The compiled version of a filter list contains very deterministic content, such that no complicated parsing is required. This improves launch time performance (smaller is better):

Figure 2

And this also improve the performance when filter lists have to be reloaded:

Figure 3

A compiled filter lists is made of a sequence of atomic filters, i.e. filters which can't be decomposed into smaller functional filters. ABP-compatible filter syntax allows the creation of composite filters, i.e. filter declarations which really represents many filters. For example, a raw filter found in EasyList:

/advertisers.$image,script,subdocument

From uBlock's point of view, this is really three separate filters:

/advertisers.$image
/advertisers.$script
/advertisers.$subdocument

It can quickly get more complicated (just added the domain filter option for demonstration purpose):

/advertisers.$image,script,subdocument,domain=example.com|whatever.org

Translate internally into:

/advertisers.$image,domain=example.com
/advertisers.$script,domain=example.com
/advertisers.$subdocument,domain=example.com
/advertisers.$image,domain=whatever.org
/advertisers.$script,domain=whatever.org
/advertisers.$subdocument,domain=whatever.org

These are atomic filters, they can't be decomposed into smaller filters.

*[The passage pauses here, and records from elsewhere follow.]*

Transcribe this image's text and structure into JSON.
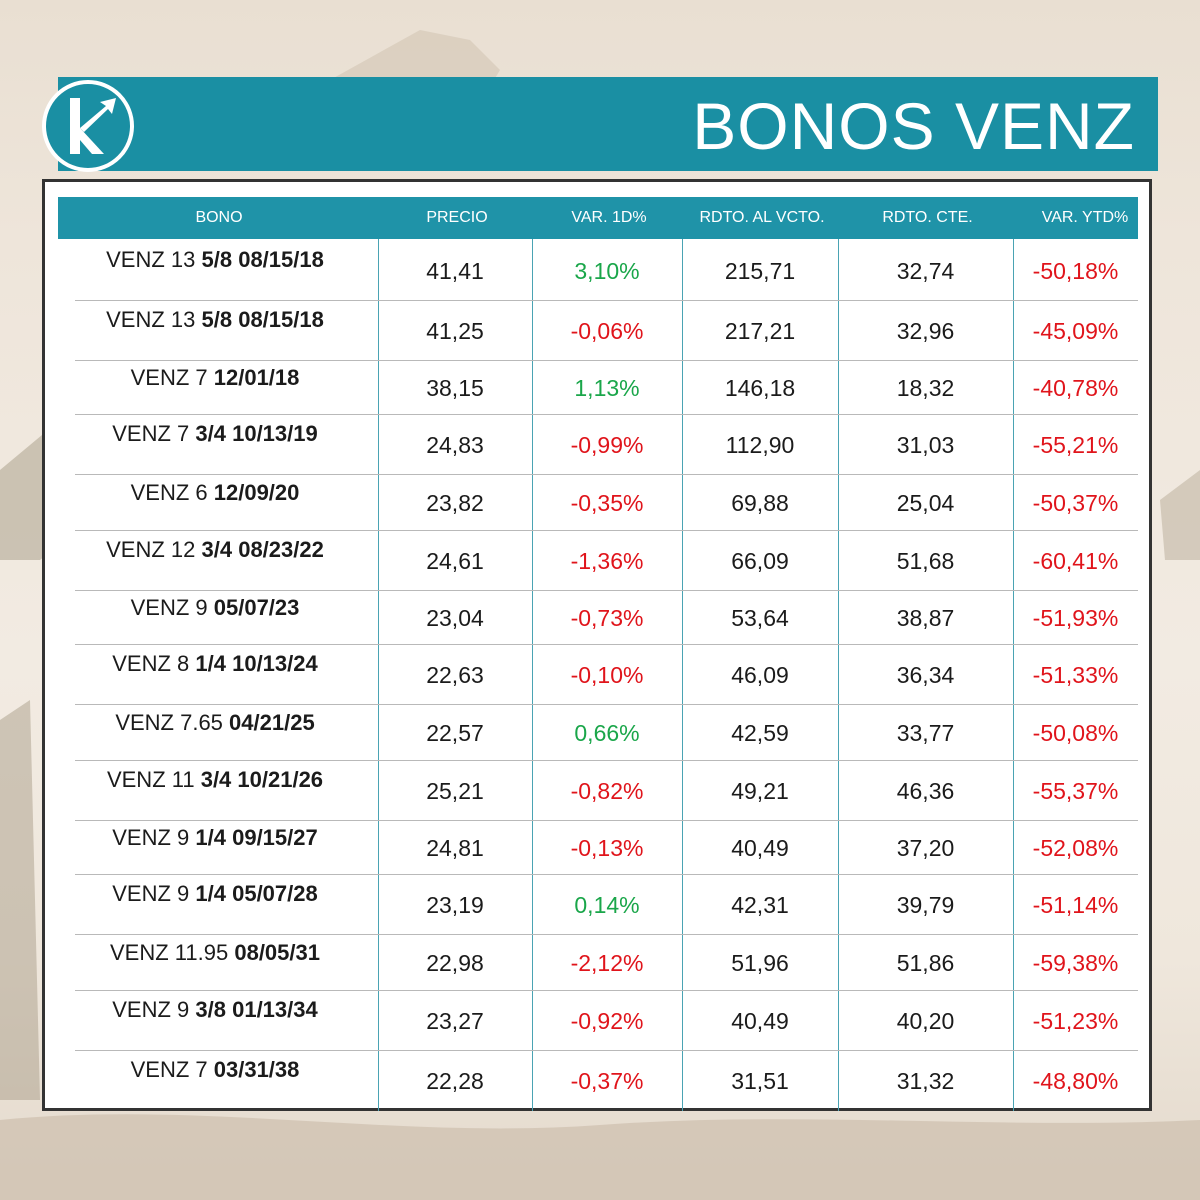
{
  "header": {
    "title": "BONOS VENZ",
    "bar_color": "#1a8fa3"
  },
  "colors": {
    "positive": "#1aa64a",
    "negative": "#e0141b",
    "header_bg": "#1f93a8"
  },
  "table": {
    "columns": [
      "BONO",
      "PRECIO",
      "VAR. 1D%",
      "RDTO. AL VCTO.",
      "RDTO. CTE.",
      "VAR. YTD%"
    ],
    "rows": [
      {
        "bono_prefix": "VENZ 13",
        "bono_suffix": "5/8 08/15/18",
        "precio": "41,41",
        "var1d": "3,10%",
        "var1d_sign": "pos",
        "rdto_vcto": "215,71",
        "rdto_cte": "32,74",
        "var_ytd": "-50,18%"
      },
      {
        "bono_prefix": "VENZ 13",
        "bono_suffix": "5/8 08/15/18",
        "precio": "41,25",
        "var1d": "-0,06%",
        "var1d_sign": "neg",
        "rdto_vcto": "217,21",
        "rdto_cte": "32,96",
        "var_ytd": "-45,09%"
      },
      {
        "bono_prefix": "VENZ 7",
        "bono_suffix": "12/01/18",
        "precio": "38,15",
        "var1d": "1,13%",
        "var1d_sign": "pos",
        "rdto_vcto": "146,18",
        "rdto_cte": "18,32",
        "var_ytd": "-40,78%"
      },
      {
        "bono_prefix": "VENZ 7",
        "bono_suffix": "3/4 10/13/19",
        "precio": "24,83",
        "var1d": "-0,99%",
        "var1d_sign": "neg",
        "rdto_vcto": "112,90",
        "rdto_cte": "31,03",
        "var_ytd": "-55,21%"
      },
      {
        "bono_prefix": "VENZ 6",
        "bono_suffix": "12/09/20",
        "precio": "23,82",
        "var1d": "-0,35%",
        "var1d_sign": "neg",
        "rdto_vcto": "69,88",
        "rdto_cte": "25,04",
        "var_ytd": "-50,37%"
      },
      {
        "bono_prefix": "VENZ 12",
        "bono_suffix": "3/4 08/23/22",
        "precio": "24,61",
        "var1d": "-1,36%",
        "var1d_sign": "neg",
        "rdto_vcto": "66,09",
        "rdto_cte": "51,68",
        "var_ytd": "-60,41%"
      },
      {
        "bono_prefix": "VENZ 9",
        "bono_suffix": "05/07/23",
        "precio": "23,04",
        "var1d": "-0,73%",
        "var1d_sign": "neg",
        "rdto_vcto": "53,64",
        "rdto_cte": "38,87",
        "var_ytd": "-51,93%"
      },
      {
        "bono_prefix": "VENZ 8",
        "bono_suffix": "1/4 10/13/24",
        "precio": "22,63",
        "var1d": "-0,10%",
        "var1d_sign": "neg",
        "rdto_vcto": "46,09",
        "rdto_cte": "36,34",
        "var_ytd": "-51,33%"
      },
      {
        "bono_prefix": "VENZ 7.65",
        "bono_suffix": "04/21/25",
        "precio": "22,57",
        "var1d": "0,66%",
        "var1d_sign": "pos",
        "rdto_vcto": "42,59",
        "rdto_cte": "33,77",
        "var_ytd": "-50,08%"
      },
      {
        "bono_prefix": "VENZ 11",
        "bono_suffix": "3/4 10/21/26",
        "precio": "25,21",
        "var1d": "-0,82%",
        "var1d_sign": "neg",
        "rdto_vcto": "49,21",
        "rdto_cte": "46,36",
        "var_ytd": "-55,37%"
      },
      {
        "bono_prefix": "VENZ 9",
        "bono_suffix": "1/4 09/15/27",
        "precio": "24,81",
        "var1d": "-0,13%",
        "var1d_sign": "neg",
        "rdto_vcto": "40,49",
        "rdto_cte": "37,20",
        "var_ytd": "-52,08%"
      },
      {
        "bono_prefix": "VENZ 9",
        "bono_suffix": "1/4 05/07/28",
        "precio": "23,19",
        "var1d": "0,14%",
        "var1d_sign": "pos",
        "rdto_vcto": "42,31",
        "rdto_cte": "39,79",
        "var_ytd": "-51,14%"
      },
      {
        "bono_prefix": "VENZ 11.95",
        "bono_suffix": "08/05/31",
        "precio": "22,98",
        "var1d": "-2,12%",
        "var1d_sign": "neg",
        "rdto_vcto": "51,96",
        "rdto_cte": "51,86",
        "var_ytd": "-59,38%"
      },
      {
        "bono_prefix": "VENZ 9",
        "bono_suffix": "3/8 01/13/34",
        "precio": "23,27",
        "var1d": "-0,92%",
        "var1d_sign": "neg",
        "rdto_vcto": "40,49",
        "rdto_cte": "40,20",
        "var_ytd": "-51,23%"
      },
      {
        "bono_prefix": "VENZ 7",
        "bono_suffix": "03/31/38",
        "precio": "22,28",
        "var1d": "-0,37%",
        "var1d_sign": "neg",
        "rdto_vcto": "31,51",
        "rdto_cte": "31,32",
        "var_ytd": "-48,80%"
      }
    ]
  }
}
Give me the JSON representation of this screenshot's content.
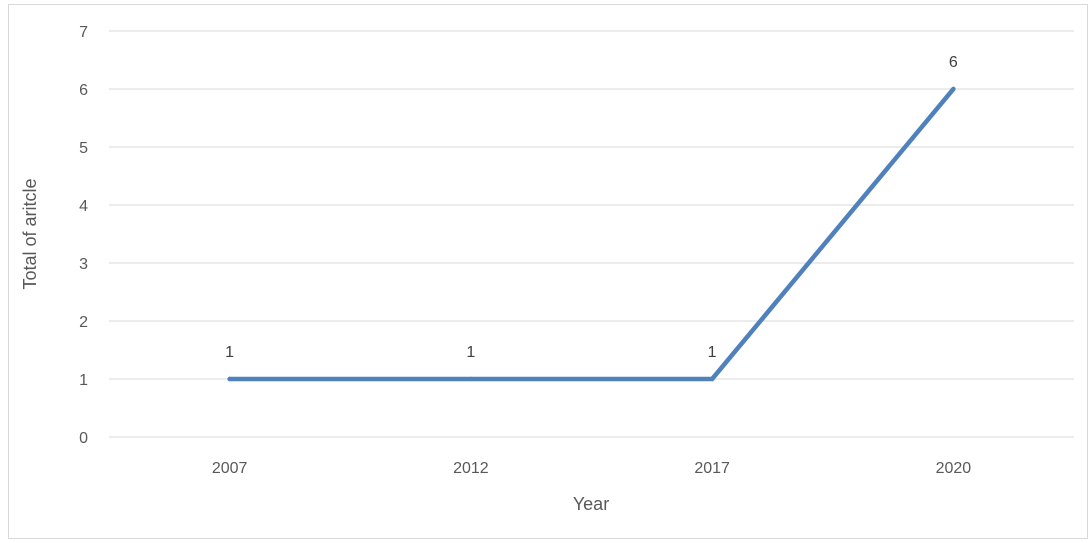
{
  "chart_data": {
    "type": "line",
    "categories": [
      "2007",
      "2012",
      "2017",
      "2020"
    ],
    "series": [
      {
        "values": [
          1,
          1,
          1,
          6
        ]
      }
    ],
    "data_labels": [
      "1",
      "1",
      "1",
      "6"
    ],
    "xlabel": "Year",
    "ylabel": "Total of aritcle",
    "ylim": [
      0,
      7
    ],
    "yticks": [
      "0",
      "1",
      "2",
      "3",
      "4",
      "5",
      "6",
      "7"
    ],
    "grid": true,
    "legend": "none",
    "line_color": "#4f81bd",
    "grid_color": "#d9d9d9"
  }
}
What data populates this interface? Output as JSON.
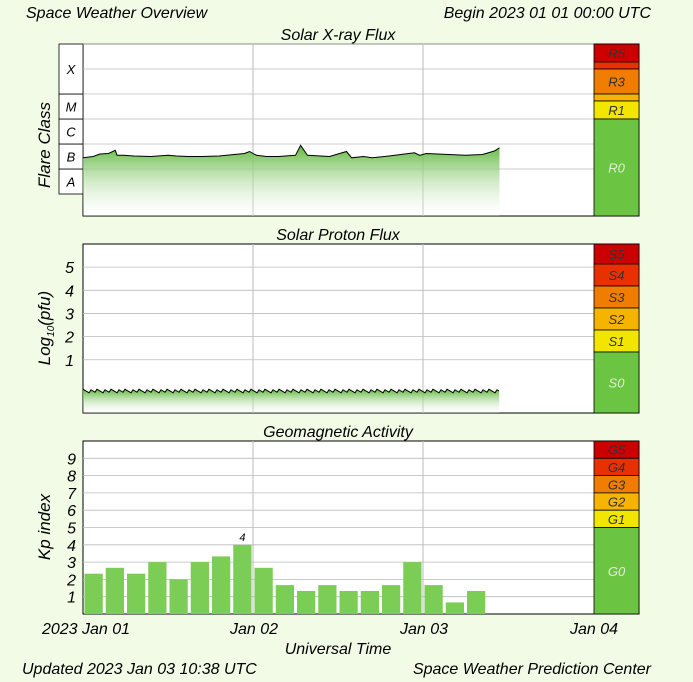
{
  "header": {
    "title": "Space Weather Overview",
    "begin": "Begin 2023 01 01 00:00 UTC"
  },
  "footer": {
    "updated": "Updated 2023 Jan 03 10:38 UTC",
    "center": "Space Weather Prediction Center",
    "xlabel": "Universal Time"
  },
  "x_ticks": [
    "2023 Jan 01",
    "Jan 02",
    "Jan 03",
    "Jan 04"
  ],
  "colors": {
    "background": "#f2fbe6",
    "bar_green": "#7ccd55",
    "level_0": "#6cc443",
    "level_1": "#f2e600",
    "level_2": "#f5b400",
    "level_3": "#f07c00",
    "level_4": "#e83000",
    "level_5": "#cc0000"
  },
  "chart_data": [
    {
      "type": "area",
      "title": "Solar X-ray Flux",
      "ylabel": "Flare Class",
      "y_classes": [
        "A",
        "B",
        "C",
        "M",
        "X"
      ],
      "scale_labels": [
        "R5",
        "R3",
        "R1",
        "R0"
      ],
      "x_days": [
        0,
        0.06,
        0.1,
        0.15,
        0.19,
        0.2,
        0.24,
        0.3,
        0.4,
        0.5,
        0.55,
        0.62,
        0.7,
        0.8,
        0.95,
        0.98,
        1.02,
        1.08,
        1.15,
        1.25,
        1.28,
        1.32,
        1.45,
        1.55,
        1.58,
        1.65,
        1.7,
        1.8,
        1.95,
        1.98,
        2.02,
        2.15,
        2.25,
        2.35,
        2.42,
        2.45
      ],
      "flare_class": [
        1.45,
        1.5,
        1.6,
        1.62,
        1.75,
        1.55,
        1.55,
        1.52,
        1.5,
        1.55,
        1.52,
        1.5,
        1.5,
        1.52,
        1.62,
        1.7,
        1.55,
        1.5,
        1.5,
        1.55,
        1.95,
        1.55,
        1.5,
        1.7,
        1.45,
        1.5,
        1.45,
        1.52,
        1.65,
        1.55,
        1.62,
        1.58,
        1.55,
        1.58,
        1.72,
        1.85
      ]
    },
    {
      "type": "area",
      "title": "Solar Proton Flux",
      "ylabel": "Log10(pfu)",
      "ylabel_main": "Log",
      "ylabel_sub": "10",
      "ylabel_unit": "(pfu)",
      "ylim": [
        -1.3,
        6
      ],
      "y_ticks": [
        1,
        2,
        3,
        4,
        5
      ],
      "scale_labels": [
        "S5",
        "S4",
        "S3",
        "S2",
        "S1",
        "S0"
      ],
      "x_days": [
        0,
        0.5,
        1,
        1.5,
        2,
        2.45
      ],
      "log_pfu": [
        -0.35,
        -0.35,
        -0.35,
        -0.35,
        -0.35,
        -0.35
      ]
    },
    {
      "type": "bar",
      "title": "Geomagnetic Activity",
      "ylabel": "Kp index",
      "ylim": [
        0,
        10
      ],
      "y_ticks": [
        1,
        2,
        3,
        4,
        5,
        6,
        7,
        8,
        9
      ],
      "scale_labels": [
        "G5",
        "G4",
        "G3",
        "G2",
        "G1",
        "G0"
      ],
      "bar_width_days": 0.125,
      "kp": [
        2.33,
        2.67,
        2.33,
        3,
        2,
        3,
        3.33,
        4,
        2.67,
        1.67,
        1.33,
        1.67,
        1.33,
        1.33,
        1.67,
        3,
        1.67,
        0.67,
        1.33
      ],
      "annotation": "4"
    }
  ]
}
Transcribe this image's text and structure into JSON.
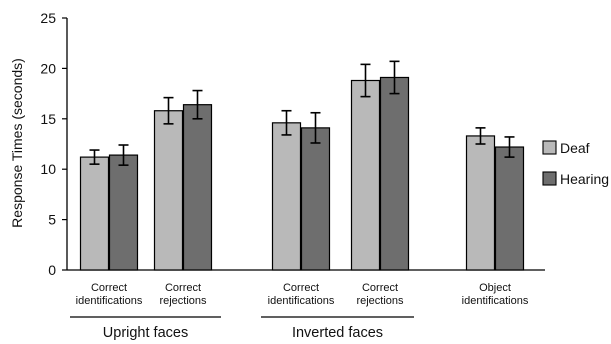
{
  "chart_data": {
    "type": "bar",
    "ylabel": "Response Times (seconds)",
    "ylim": [
      0,
      25
    ],
    "yticks": [
      "0",
      "5",
      "10",
      "15",
      "20",
      "25"
    ],
    "grid": false,
    "legend_position": "right",
    "groups": [
      {
        "label": "Upright faces",
        "categories": [
          {
            "lines": [
              "Correct",
              "identifications"
            ],
            "values": [
              11.2,
              11.4
            ],
            "errors": [
              0.7,
              1.0
            ]
          },
          {
            "lines": [
              "Correct",
              "rejections"
            ],
            "values": [
              15.8,
              16.4
            ],
            "errors": [
              1.3,
              1.4
            ]
          }
        ]
      },
      {
        "label": "Inverted faces",
        "categories": [
          {
            "lines": [
              "Correct",
              "identifications"
            ],
            "values": [
              14.6,
              14.1
            ],
            "errors": [
              1.2,
              1.5
            ]
          },
          {
            "lines": [
              "Correct",
              "rejections"
            ],
            "values": [
              18.8,
              19.1
            ],
            "errors": [
              1.6,
              1.6
            ]
          }
        ]
      },
      {
        "label": "",
        "categories": [
          {
            "lines": [
              "Object",
              "identifications"
            ],
            "values": [
              13.3,
              12.2
            ],
            "errors": [
              0.8,
              1.0
            ]
          }
        ]
      }
    ],
    "series": [
      {
        "name": "Deaf",
        "color": "#b9b9b9"
      },
      {
        "name": "Hearing",
        "color": "#6e6e6e"
      }
    ]
  }
}
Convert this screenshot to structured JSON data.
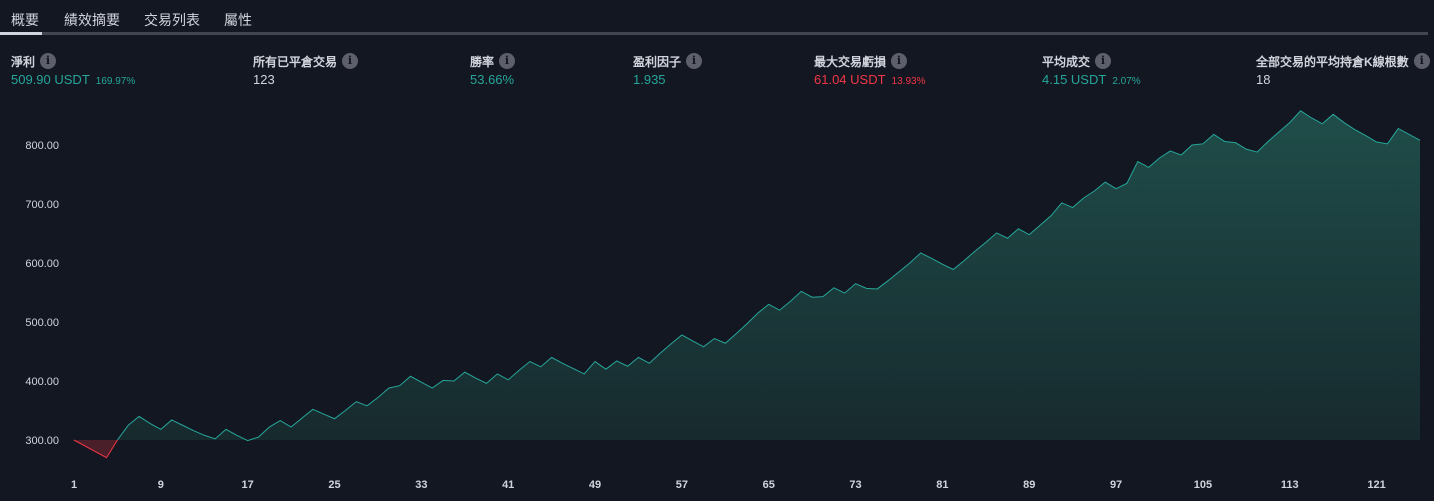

Compiling filter lists involves more then just atomizing, it also involves pre-computing as much as possible so as to be as close as possible to the in-memory filter representations, in order to reduce the amount of work to do when a compiled filter list is translated into in-memory data.

So roughly this is it.

There are nice virtuous side effects with using compiled filter lists. One of them is the very accurate counting of distinct filters, and the ability to completely detect duplicates. Prior to 0.8.9.0, uBlock tried best to detect duplicate, but it wasn't perfect, as it was using the raw representation of a filter to decide whether the filter was already processed.

So this meant that the following duplicated filters would not have been seen as duplicates by uBlock, even though they essentially accomplish the same thing:

/advertisers.$image,script
/advertisers.$script,image

In 0.8.9.0, since all filters are normalized into atomic filter representation, uBlock is now able to detect 100% of filters which are functional duplicates.

And since uBlock now reports the number of atomic filters, expect the count to go up somewhat compared to previous versions. For instance, currently using default filter lists, 0.8.9.0 reports over 58,000 network filters, while previous versions reported around 55,000 network filters.